Abstract
In the vivid imagination of Delaware courts, the shareholder franchise is “the ideological underpinning” upon which corporate power rests. A corporate election to choose who should lead the firm is corporate democracy at work since such elections give shareholders the power “to turn the board out.” However, in reality, the vast majority of corporate elections are ho-hum affairs. The current board members are reelected without contest. Annual corporate meetings to hold the elections are dull—held in front of tame audiences in quiet auditoriums. Election outcomes are predictable. Rarely is there a contested corporate election in which the incumbent directors face a challenge for their board seats. Even these affairs, while more interesting, are still as predictable. The incumbents always have the upper hand. The corporate election system is, as a consequence, broken, anticompetitive, and in need of significant reform.

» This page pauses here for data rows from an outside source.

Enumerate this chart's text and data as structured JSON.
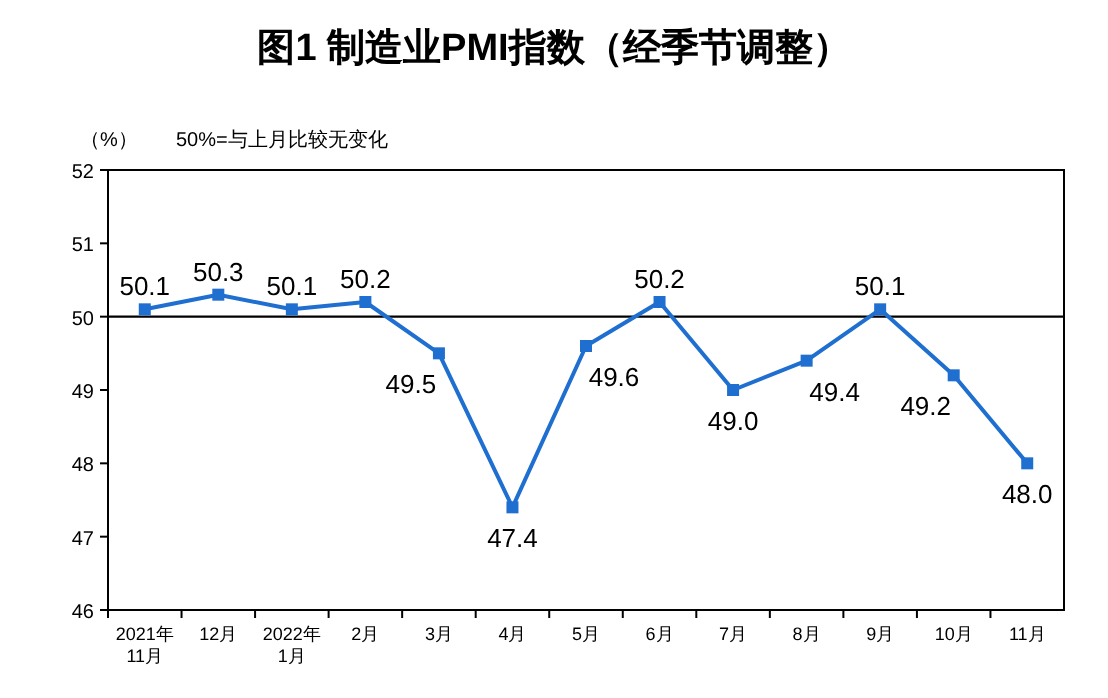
{
  "chart_data": {
    "type": "line",
    "title": "图1 制造业PMI指数（经季节调整）",
    "ylabel": "（%）",
    "annotations": [
      "50%=与上月比较无变化"
    ],
    "categories": [
      "2021年\n11月",
      "12月",
      "2022年\n1月",
      "2月",
      "3月",
      "4月",
      "5月",
      "6月",
      "7月",
      "8月",
      "9月",
      "10月",
      "11月"
    ],
    "series": [
      {
        "color": "#1f6fd0",
        "values": [
          50.1,
          50.3,
          50.1,
          50.2,
          49.5,
          47.4,
          49.6,
          50.2,
          49.0,
          49.4,
          50.1,
          49.2,
          48.0
        ],
        "value_labels": [
          "50.1",
          "50.3",
          "50.1",
          "50.2",
          "49.5",
          "47.4",
          "49.6",
          "50.2",
          "49.0",
          "49.4",
          "50.1",
          "49.2",
          "48.0"
        ]
      }
    ],
    "ylim": [
      46,
      52
    ],
    "yticks": [
      46,
      47,
      48,
      49,
      50,
      51,
      52
    ],
    "ref_lines": [
      {
        "axis": "y",
        "value": 50,
        "color": "#000000"
      }
    ],
    "marker": "square",
    "line_style": "solid",
    "grid": false
  }
}
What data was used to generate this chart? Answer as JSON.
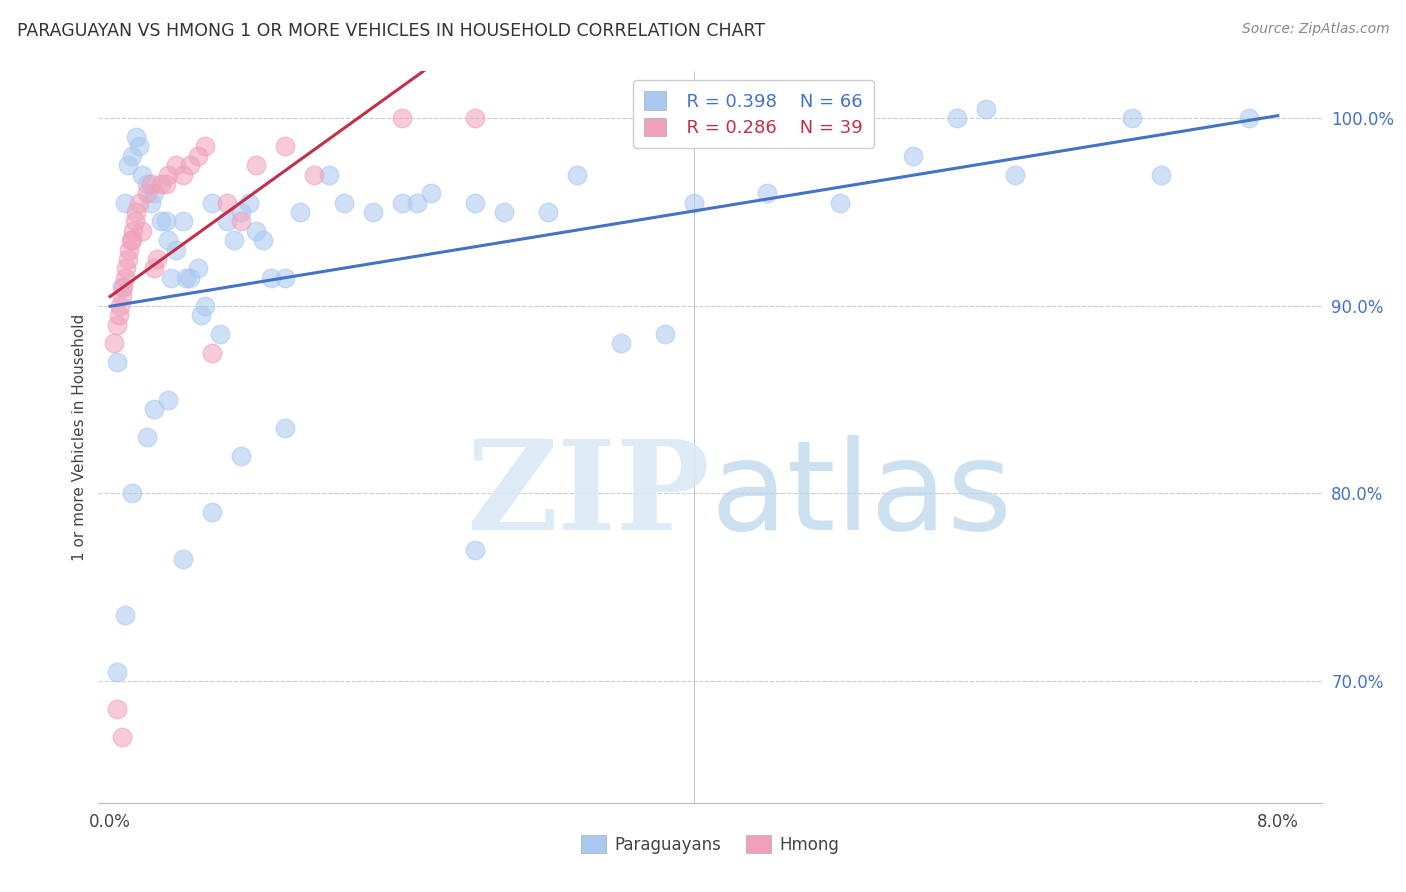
{
  "title": "PARAGUAYAN VS HMONG 1 OR MORE VEHICLES IN HOUSEHOLD CORRELATION CHART",
  "source": "Source: ZipAtlas.com",
  "ylabel": "1 or more Vehicles in Household",
  "legend_blue_r": "R = 0.398",
  "legend_blue_n": "N = 66",
  "legend_pink_r": "R = 0.286",
  "legend_pink_n": "N = 39",
  "blue_color": "#a8c8f0",
  "pink_color": "#f0a0b8",
  "line_blue": "#4472c4",
  "line_pink": "#c0304a",
  "blue_x": [
    0.05,
    0.08,
    0.1,
    0.12,
    0.15,
    0.18,
    0.2,
    0.22,
    0.25,
    0.28,
    0.3,
    0.35,
    0.38,
    0.4,
    0.42,
    0.45,
    0.5,
    0.52,
    0.55,
    0.6,
    0.62,
    0.65,
    0.7,
    0.75,
    0.8,
    0.85,
    0.9,
    0.95,
    1.0,
    1.05,
    1.1,
    1.2,
    1.3,
    1.5,
    1.6,
    1.8,
    2.0,
    2.1,
    2.2,
    2.5,
    2.7,
    3.0,
    3.2,
    3.5,
    3.8,
    4.0,
    4.5,
    5.0,
    5.5,
    5.8,
    6.0,
    6.2,
    7.0,
    7.2,
    7.8,
    0.05,
    0.1,
    0.15,
    0.25,
    0.3,
    0.4,
    0.5,
    0.7,
    0.9,
    1.2,
    2.5
  ],
  "blue_y": [
    87.0,
    91.0,
    95.5,
    97.5,
    98.0,
    99.0,
    98.5,
    97.0,
    96.5,
    95.5,
    96.0,
    94.5,
    94.5,
    93.5,
    91.5,
    93.0,
    94.5,
    91.5,
    91.5,
    92.0,
    89.5,
    90.0,
    95.5,
    88.5,
    94.5,
    93.5,
    95.0,
    95.5,
    94.0,
    93.5,
    91.5,
    91.5,
    95.0,
    97.0,
    95.5,
    95.0,
    95.5,
    95.5,
    96.0,
    95.5,
    95.0,
    95.0,
    97.0,
    88.0,
    88.5,
    95.5,
    96.0,
    95.5,
    98.0,
    100.0,
    100.5,
    97.0,
    100.0,
    97.0,
    100.0,
    70.5,
    73.5,
    80.0,
    83.0,
    84.5,
    85.0,
    76.5,
    79.0,
    82.0,
    83.5,
    77.0
  ],
  "pink_x": [
    0.03,
    0.05,
    0.06,
    0.07,
    0.08,
    0.09,
    0.1,
    0.11,
    0.12,
    0.13,
    0.14,
    0.15,
    0.16,
    0.17,
    0.18,
    0.2,
    0.22,
    0.25,
    0.28,
    0.3,
    0.32,
    0.35,
    0.38,
    0.4,
    0.45,
    0.5,
    0.55,
    0.6,
    0.65,
    0.7,
    0.8,
    0.9,
    1.0,
    1.2,
    1.4,
    2.0,
    2.5,
    0.05,
    0.08
  ],
  "pink_y": [
    88.0,
    89.0,
    89.5,
    90.0,
    90.5,
    91.0,
    91.5,
    92.0,
    92.5,
    93.0,
    93.5,
    93.5,
    94.0,
    94.5,
    95.0,
    95.5,
    94.0,
    96.0,
    96.5,
    92.0,
    92.5,
    96.5,
    96.5,
    97.0,
    97.5,
    97.0,
    97.5,
    98.0,
    98.5,
    87.5,
    95.5,
    94.5,
    97.5,
    98.5,
    97.0,
    100.0,
    100.0,
    68.5,
    67.0
  ]
}
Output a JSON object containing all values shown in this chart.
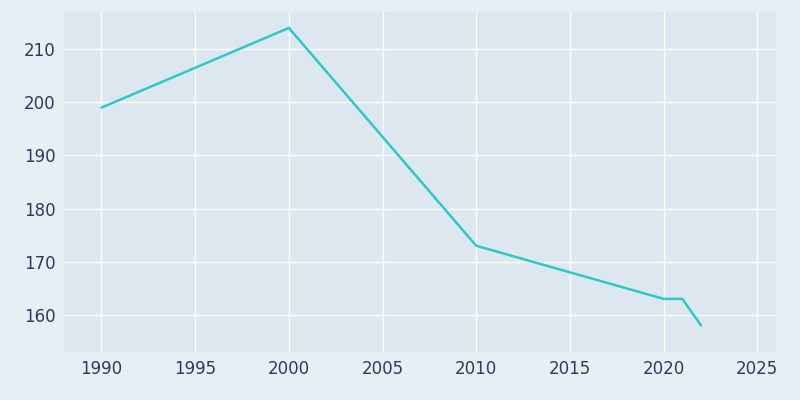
{
  "years": [
    1990,
    2000,
    2010,
    2020,
    2021,
    2022
  ],
  "population": [
    199,
    214,
    173,
    163,
    163,
    158
  ],
  "line_color": "#2ec8c8",
  "fig_bg_color": "#e8eef5",
  "plot_bg_color": "#dce7f0",
  "grid_color": "#ffffff",
  "tick_color": "#2d3a5e",
  "xlim": [
    1988,
    2026
  ],
  "ylim": [
    153,
    217
  ],
  "xticks": [
    1990,
    1995,
    2000,
    2005,
    2010,
    2015,
    2020,
    2025
  ],
  "yticks": [
    160,
    170,
    180,
    190,
    200,
    210
  ],
  "linewidth": 1.8,
  "tick_fontsize": 12
}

Yet, as this Article shows, previous proposals have overlooked the “genius” of the public sector. In particular, in political elections, campaign reformers have already offered a good answer for how to create competitive elections: Make campaign subsidies available to challengers. This solution works even though the contestants’ campaign costs are high, voters are apathetic and dispersed widely, and incumbents have a natural, built-in advantage. Most notably, for instance, in federal elections, the system of public subsidies for eligible presidential campaigns, the Presidential Campaign Fund, provides a remarkably sturdy roadmap for how to reform corporate elections and create a subsidy system for shareholder challenges to the board of directors.